Babylonian numbers in 60 seconds

Posted by Graham Wheeler on Sunday, December 27, 2009

My 5 year old daughter wanted to heat something up in the microwave. I suggested she use a minute, and she asked me how to enter that. I said enter 1, 0, 0, Start. “But when mom tells me to do a minute she says 6, 0, Start”, she responded. I wasn’t sure how to explain to her that 1:00 minute is the same as 60 seconds; microwaves are confusing enough to her as is.

So why are there are 60 seconds in a minute? Why not 100? The answer lies about 4000 years ago, in some of the earliest known mathematics, of Sumeria and Babylon. The Sumerians and later the Babylonians used a sexagesimal (base 60) number system for their astronomy (although they used decimals for day-to-day applications). They had no way to represent non-whole numbers other than as fractions, and 60 was a convenient base as it has a large number of factors; in particular it can represent 1/2, 1/3, 1/4, 1/5, and 1/6 all with whole numerators. In fact sexagesimal notation can be used to exactly represent any fraction in which the denominator has prime factors of 2, 3, and/or 5 (as these are the prime factors of 60), with a finite number of symbols.

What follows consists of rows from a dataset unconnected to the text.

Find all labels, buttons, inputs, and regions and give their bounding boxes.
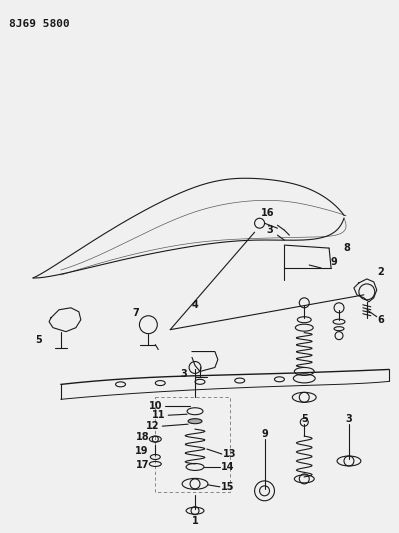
Text: 3: 3 xyxy=(266,225,273,235)
Text: 9: 9 xyxy=(331,257,338,267)
Text: 16: 16 xyxy=(261,208,274,219)
Text: 8: 8 xyxy=(344,243,350,253)
Text: 3: 3 xyxy=(346,414,352,424)
Text: 8J69 5800: 8J69 5800 xyxy=(9,19,70,29)
Text: 13: 13 xyxy=(223,449,237,459)
Text: 19: 19 xyxy=(134,446,148,456)
Text: 10: 10 xyxy=(148,401,162,411)
Text: 17: 17 xyxy=(136,460,149,470)
Text: 12: 12 xyxy=(146,421,159,431)
Text: 15: 15 xyxy=(221,482,235,492)
Text: 3: 3 xyxy=(181,369,188,379)
Text: 4: 4 xyxy=(192,300,198,310)
Text: 9: 9 xyxy=(261,429,268,439)
Text: 6: 6 xyxy=(377,314,384,325)
Text: 2: 2 xyxy=(377,267,384,277)
Text: 14: 14 xyxy=(221,462,235,472)
Text: 1: 1 xyxy=(192,515,198,526)
Text: 18: 18 xyxy=(136,432,149,442)
Ellipse shape xyxy=(188,419,202,424)
Text: 7: 7 xyxy=(132,308,139,318)
Text: 5: 5 xyxy=(36,335,43,345)
Text: 5: 5 xyxy=(301,414,308,424)
Text: 11: 11 xyxy=(152,410,165,420)
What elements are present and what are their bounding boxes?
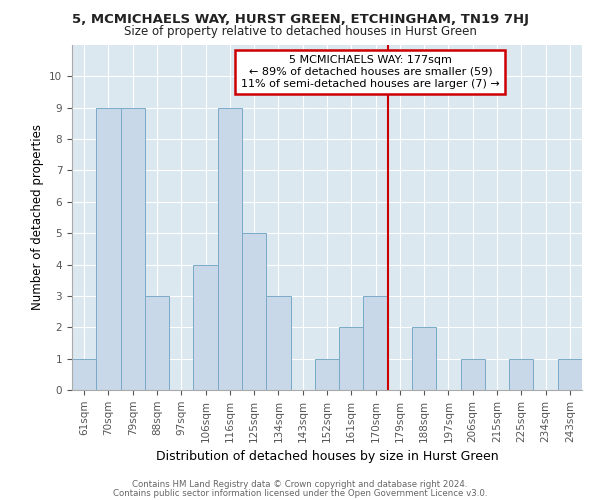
Text: 5 MCMICHAELS WAY: 177sqm
← 89% of detached houses are smaller (59)
11% of semi-d: 5 MCMICHAELS WAY: 177sqm ← 89% of detach… xyxy=(241,56,500,88)
Bar xyxy=(315,358,339,390)
X-axis label: Distribution of detached houses by size in Hurst Green: Distribution of detached houses by size … xyxy=(155,450,499,463)
Bar xyxy=(266,296,290,390)
Bar xyxy=(145,296,169,390)
Bar xyxy=(96,108,121,390)
Bar xyxy=(242,233,266,390)
Bar xyxy=(412,328,436,390)
Bar xyxy=(121,108,145,390)
Bar xyxy=(461,358,485,390)
Bar xyxy=(364,296,388,390)
Bar xyxy=(509,358,533,390)
Bar xyxy=(193,264,218,390)
Y-axis label: Number of detached properties: Number of detached properties xyxy=(31,124,44,310)
Text: 5, MCMICHAELS WAY, HURST GREEN, ETCHINGHAM, TN19 7HJ: 5, MCMICHAELS WAY, HURST GREEN, ETCHINGH… xyxy=(71,12,529,26)
Text: Contains HM Land Registry data © Crown copyright and database right 2024.: Contains HM Land Registry data © Crown c… xyxy=(132,480,468,489)
Bar xyxy=(218,108,242,390)
Bar xyxy=(339,328,364,390)
Bar xyxy=(72,358,96,390)
Bar xyxy=(558,358,582,390)
Text: Size of property relative to detached houses in Hurst Green: Size of property relative to detached ho… xyxy=(124,25,476,38)
Text: Contains public sector information licensed under the Open Government Licence v3: Contains public sector information licen… xyxy=(113,488,487,498)
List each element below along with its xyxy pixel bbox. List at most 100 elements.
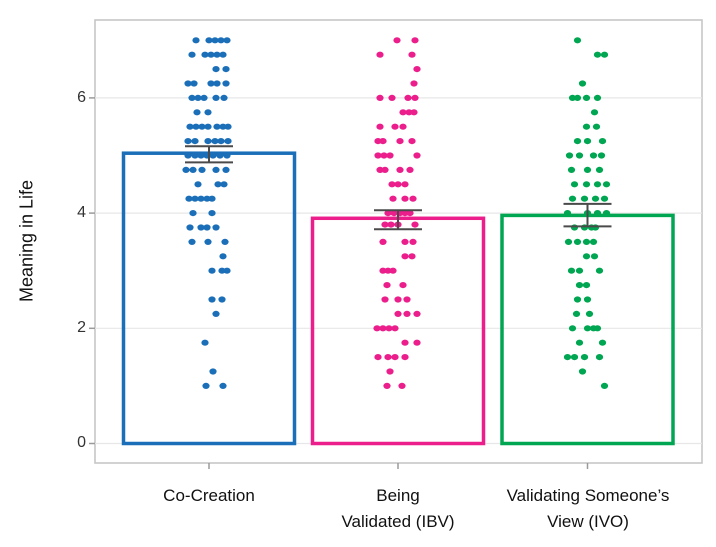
data-point-group-1: [376, 94, 384, 101]
data-point-group-1: [399, 109, 407, 116]
data-point-group-1: [391, 123, 399, 130]
y-axis-title: Meaning in Life: [16, 179, 37, 303]
data-point-group-1: [384, 210, 392, 217]
data-point-group-2: [598, 339, 607, 346]
data-point-group-0: [207, 80, 215, 87]
data-point-group-0: [191, 152, 199, 159]
data-point-group-1: [383, 382, 391, 389]
data-point-group-2: [575, 339, 584, 346]
data-point-group-0: [184, 80, 192, 87]
data-point-group-2: [593, 51, 602, 58]
data-point-group-1: [413, 339, 421, 346]
data-point-group-1: [413, 310, 421, 317]
data-point-group-0: [186, 123, 194, 130]
data-point-group-0: [204, 109, 212, 116]
data-point-group-0: [184, 152, 192, 159]
data-point-group-2: [593, 181, 602, 188]
data-point-group-2: [578, 80, 587, 87]
data-point-group-2: [580, 195, 589, 202]
data-point-group-0: [197, 224, 205, 231]
data-point-group-2: [595, 267, 604, 274]
data-point-group-1: [410, 109, 418, 116]
data-point-group-2: [573, 296, 582, 303]
data-point-group-1: [379, 138, 387, 145]
data-point-group-1: [411, 94, 419, 101]
data-point-group-2: [600, 51, 609, 58]
data-point-group-1: [396, 138, 404, 145]
data-point-group-0: [204, 138, 212, 145]
data-point-group-0: [208, 296, 216, 303]
data-point-group-0: [204, 238, 212, 245]
data-point-group-1: [394, 181, 402, 188]
data-point-group-0: [211, 37, 219, 44]
data-point-group-1: [411, 37, 419, 44]
data-point-group-1: [384, 267, 392, 274]
data-point-group-1: [376, 51, 384, 58]
data-point-group-2: [591, 195, 600, 202]
data-point-group-0: [223, 267, 231, 274]
data-point-group-2: [567, 166, 576, 173]
x-category-label-being-validated: Being Validated (IBV): [341, 486, 455, 531]
data-point-group-2: [575, 267, 584, 274]
data-point-group-0: [201, 51, 209, 58]
data-point-group-0: [188, 94, 196, 101]
y-tick-label-6: 6: [77, 89, 86, 106]
data-point-group-0: [219, 253, 227, 260]
y-tick-label-0: 0: [77, 434, 86, 451]
data-point-group-0: [184, 138, 192, 145]
data-point-group-1: [381, 221, 389, 228]
data-point-group-0: [208, 267, 216, 274]
data-point-group-1: [376, 166, 384, 173]
data-point-group-2: [591, 224, 600, 231]
data-point-group-0: [197, 195, 205, 202]
data-point-group-1: [389, 195, 397, 202]
data-point-group-2: [572, 310, 581, 317]
data-point-group-1: [381, 296, 389, 303]
data-point-group-2: [582, 282, 591, 289]
data-point-group-0: [224, 138, 232, 145]
data-point-group-0: [200, 94, 208, 101]
data-point-group-1: [401, 181, 409, 188]
data-point-group-1: [401, 339, 409, 346]
data-point-group-2: [573, 94, 582, 101]
data-point-group-2: [600, 195, 609, 202]
data-point-group-2: [598, 138, 607, 145]
data-point-group-0: [217, 37, 225, 44]
data-point-group-0: [204, 123, 212, 130]
data-point-group-0: [191, 195, 199, 202]
data-point-group-0: [193, 109, 201, 116]
data-point-group-2: [575, 152, 584, 159]
data-point-group-2: [595, 354, 604, 361]
x-category-label-validating-someones-view: Validating Someone’s View (IVO): [506, 486, 670, 531]
data-point-group-2: [582, 181, 591, 188]
data-point-group-0: [205, 37, 213, 44]
data-point-group-0: [212, 224, 220, 231]
data-point-group-1: [380, 152, 388, 159]
data-point-group-0: [202, 382, 210, 389]
data-point-group-1: [393, 37, 401, 44]
data-point-group-1: [376, 123, 384, 130]
data-point-group-0: [212, 94, 220, 101]
data-point-group-0: [212, 66, 220, 73]
data-point-group-0: [218, 267, 226, 274]
data-point-group-0: [203, 195, 211, 202]
data-point-group-0: [216, 152, 224, 159]
data-point-group-1: [381, 166, 389, 173]
data-point-group-0: [222, 80, 230, 87]
data-point-group-2: [583, 296, 592, 303]
data-point-group-0: [223, 37, 231, 44]
data-point-group-1: [413, 152, 421, 159]
data-point-group-2: [570, 181, 579, 188]
data-point-group-1: [379, 325, 387, 332]
data-point-group-2: [568, 195, 577, 202]
data-point-group-1: [408, 51, 416, 58]
data-point-group-0: [209, 368, 217, 375]
data-point-group-0: [208, 195, 216, 202]
data-point-group-1: [387, 221, 395, 228]
data-point-group-0: [208, 210, 216, 217]
data-point-group-2: [582, 253, 591, 260]
data-point-group-0: [224, 123, 232, 130]
data-point-group-1: [410, 80, 418, 87]
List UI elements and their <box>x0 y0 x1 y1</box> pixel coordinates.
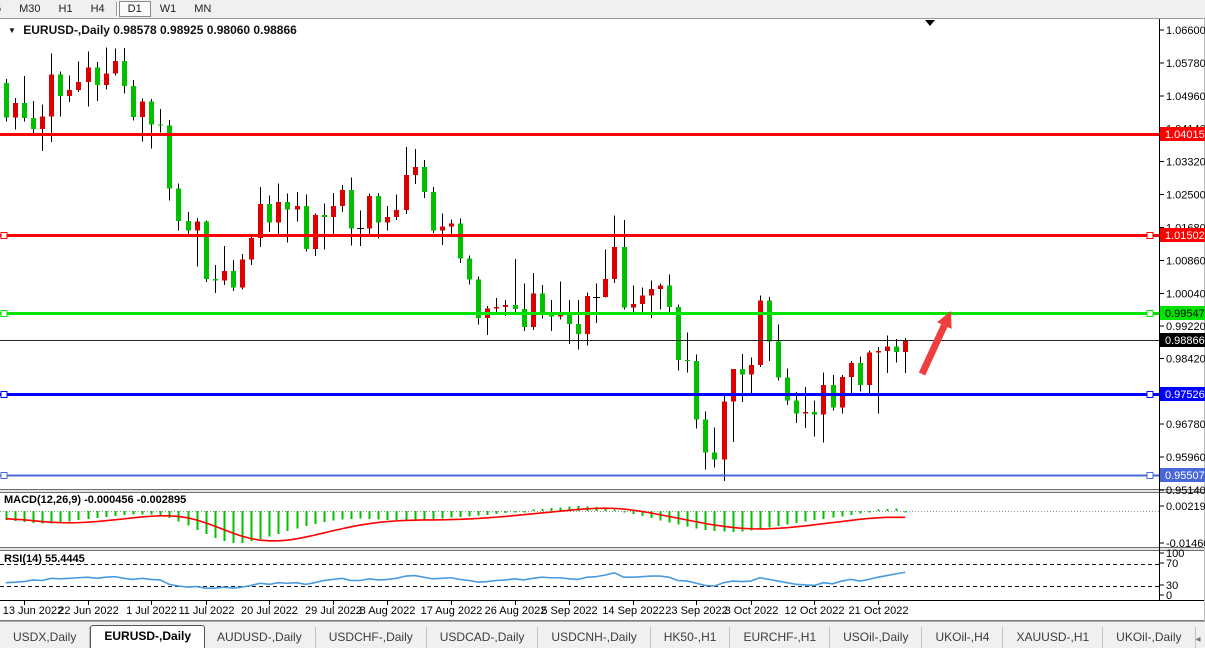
trend-arrow-annotation[interactable] <box>918 311 952 376</box>
price-tick-label: 1.04960 <box>1166 91 1205 103</box>
svg-text:0.98866: 0.98866 <box>1165 335 1205 347</box>
hline-0.99547[interactable] <box>0 310 1159 317</box>
price-tick-label: 0.95960 <box>1166 452 1205 464</box>
symbol-tab-USDCAD-Daily[interactable]: USDCAD-,Daily <box>427 627 539 648</box>
price-tick-label: 0.99220 <box>1166 321 1205 333</box>
symbol-tab-USOil-Daily[interactable]: USOil-,Daily <box>830 627 923 648</box>
date-tick-label: 12 Oct 2022 <box>785 605 845 617</box>
date-tick-label: 11 Jul 2022 <box>178 605 234 617</box>
line-handle[interactable] <box>1146 310 1154 317</box>
line-handle[interactable] <box>0 232 8 239</box>
price-tick-label: 0.95140 <box>1166 485 1205 497</box>
timeframe-button-H1[interactable]: H1 <box>58 3 73 15</box>
current-price-label: 0.98866 <box>1160 333 1205 347</box>
rsi-axis-label: 70 <box>1166 558 1178 570</box>
symbol-tab-HK50-H1[interactable]: HK50-,H1 <box>651 627 731 648</box>
symbol-dropdown-icon[interactable]: ▼ <box>8 26 16 35</box>
line-handle[interactable] <box>1146 391 1154 398</box>
symbol-tabbar: USDX,Daily EURUSD-,Daily AUDUSD-,Daily USDC… <box>0 621 1205 648</box>
symbol-tab-USDX-Daily[interactable]: USDX,Daily <box>0 627 91 648</box>
timeframe-button-D1[interactable]: D1 <box>118 1 151 17</box>
date-tick-label: 17 Aug 2022 <box>421 605 483 617</box>
hline-price-label: 1.01502 <box>1160 228 1205 242</box>
tab-scroll-left-icon[interactable]: ◂ <box>1195 634 1201 645</box>
macd-indicator-label: MACD(12,26,9) -0.000456 -0.002895 <box>4 494 187 506</box>
rsi-axis-label: 100 <box>1166 548 1184 560</box>
date-tick-label: 23 Sep 2022 <box>665 605 727 617</box>
svg-text:0.99547: 0.99547 <box>1165 308 1205 320</box>
symbol-tab-USDCHF-Daily[interactable]: USDCHF-,Daily <box>316 627 427 648</box>
line-handle[interactable] <box>0 472 8 479</box>
price-tick-label: 1.02500 <box>1166 190 1205 202</box>
macd-axis-label: -0.01460 <box>1166 538 1205 550</box>
symbol-tab-EURUSD-Daily[interactable]: EURUSD-,Daily <box>90 625 206 648</box>
line-handle[interactable] <box>1146 472 1154 479</box>
line-handle[interactable] <box>0 310 8 317</box>
rsi-axis-label: 0 <box>1166 590 1172 602</box>
timeframe-toolbar: 5 M30 H1 H4 D1 W1 MN <box>0 0 1205 19</box>
timeframe-button-5[interactable]: 5 <box>0 1 10 17</box>
symbol-tab-XAUUSD-H1[interactable]: XAUUSD-,H1 <box>1003 627 1104 648</box>
hline-0.97526[interactable] <box>0 391 1159 398</box>
chart-ohlc-values: 0.98578 0.98925 0.98060 0.98866 <box>113 23 297 37</box>
price-tick-label: 1.05780 <box>1166 58 1205 70</box>
panel-frames <box>0 18 1205 621</box>
line-handle[interactable] <box>1146 232 1154 239</box>
date-tick-label: 22 Jun 2022 <box>58 605 119 617</box>
date-tick-label: 26 Aug 2022 <box>485 605 547 617</box>
hline-price-label: 0.95507 <box>1160 468 1205 482</box>
price-tick-label: 0.98420 <box>1166 353 1205 365</box>
svg-text:1.01502: 1.01502 <box>1165 230 1205 242</box>
date-tick-label: 8 Aug 2022 <box>360 605 416 617</box>
macd-axis-label: 0.002193 <box>1166 501 1205 513</box>
timeframe-button-MN[interactable]: MN <box>194 3 212 15</box>
hline-0.95507[interactable] <box>0 472 1159 479</box>
chart-title: ▼ EURUSD-,Daily 0.98578 0.98925 0.98060 … <box>8 23 297 37</box>
price-tick-label: 1.06600 <box>1166 25 1205 37</box>
price-tick-label: 0.96780 <box>1166 419 1205 431</box>
timeframe-button-M30[interactable]: M30 <box>19 3 41 15</box>
date-tick-label: 1 Jul 2022 <box>126 605 177 617</box>
macd-signal-line <box>5 507 906 542</box>
price-axis[interactable]: 1.066001.057801.049601.041401.033201.025… <box>1160 25 1205 497</box>
date-tick-label: 20 Jul 2022 <box>241 605 298 617</box>
hline-1.01502[interactable] <box>0 232 1159 239</box>
chart-symbol-label: EURUSD-,Daily <box>23 23 110 37</box>
symbol-tab-AUDUSD-Daily[interactable]: AUDUSD-,Daily <box>204 627 316 648</box>
date-tick-label: 3 Oct 2022 <box>725 605 779 617</box>
macd-panel: 0.002193 -0.01460 <box>0 501 1205 550</box>
hline-price-label: 0.97526 <box>1160 387 1205 401</box>
date-tick-label: 29 Jul 2022 <box>305 605 362 617</box>
svg-text:0.97526: 0.97526 <box>1165 389 1205 401</box>
hline-price-label: 0.99547 <box>1160 306 1205 320</box>
symbol-tab-UKOil-Daily[interactable]: UKOil-,Daily <box>1103 627 1196 648</box>
date-tick-label: 14 Sep 2022 <box>602 605 664 617</box>
price-tick-label: 1.03320 <box>1166 157 1205 169</box>
tab-scroll-nav: ◂▸ <box>1196 634 1205 648</box>
candlesticks <box>4 47 908 482</box>
chart-shift-marker-icon[interactable] <box>925 20 935 26</box>
date-tick-label: 5 Sep 2022 <box>541 605 597 617</box>
date-tick-label: 13 Jun 2022 <box>3 605 64 617</box>
timeframe-button-H4[interactable]: H4 <box>90 3 105 15</box>
price-tick-label: 1.00860 <box>1166 255 1205 267</box>
symbol-tab-UKOil-H4[interactable]: UKOil-,H4 <box>922 627 1004 648</box>
rsi-axis-label: 30 <box>1166 580 1178 592</box>
symbol-tab-USDCNH-Daily[interactable]: USDCNH-,Daily <box>538 627 651 648</box>
timeframe-button-W1[interactable]: W1 <box>159 3 177 15</box>
svg-text:1.04015: 1.04015 <box>1165 129 1205 141</box>
rsi-line <box>5 571 906 590</box>
rsi-indicator-label: RSI(14) 55.4445 <box>4 553 85 565</box>
date-tick-label: 21 Oct 2022 <box>849 605 909 617</box>
line-handle[interactable] <box>0 391 8 398</box>
toolbar-separator <box>115 2 117 16</box>
hline-price-label: 1.04015 <box>1160 127 1205 141</box>
svg-text:0.95507: 0.95507 <box>1165 470 1205 482</box>
price-tick-label: 1.00040 <box>1166 288 1205 300</box>
symbol-tab-EURCHF-H1[interactable]: EURCHF-,H1 <box>730 627 831 648</box>
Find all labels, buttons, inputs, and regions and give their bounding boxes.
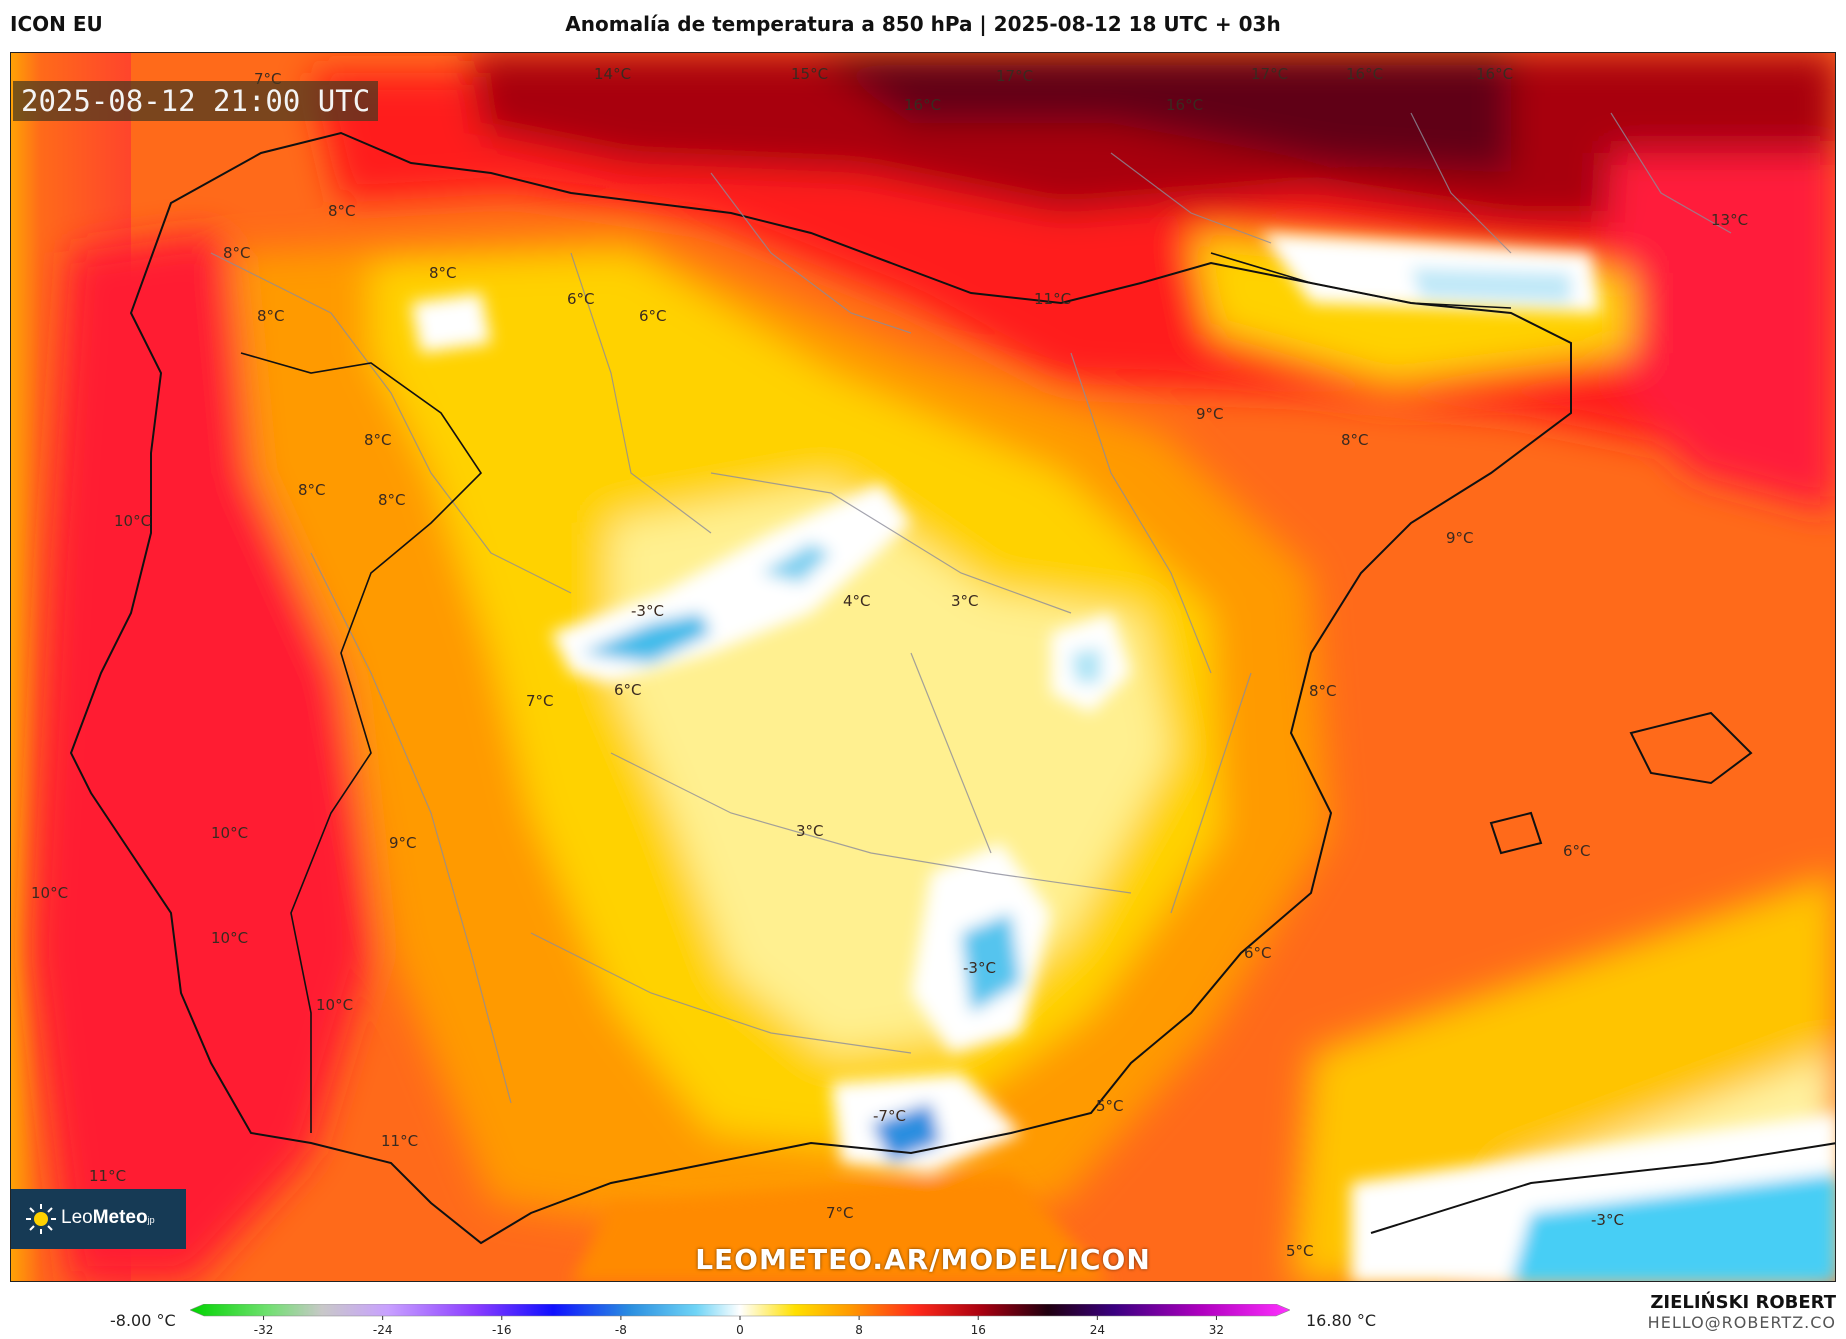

Interestingly, both cultures did not have 60 distinct symbols but still used base 10 representation for numbers in the range 0..59, with narrow vertical wedges for 0..9 and thicker horizontal “corner” signs for 0..5 tens:

However, numbers were encoded as base 60 using place notation. For example, decimal 63.3 would be written as 1, 3 . 18.

As there was no symbol for zero interpreting these numbers sometimes had to be done in context; often a space was used although various other symbols were introduced later, like slanting wedges. As far as we know these symbols didn’t represent “zero” as we understand it - that came later - but just represented a “void” position.

Sumeria was invaded by the Akkadians around 2350BC, who adopted the Sumerian system but introduced new symbols for hundreds and thousands.

This system was an improvement over the earlier Egyptian notation, which was base 10 but, apart from a few special cases, was limited to fractions with one as the numerator (i.e. reciprocals only).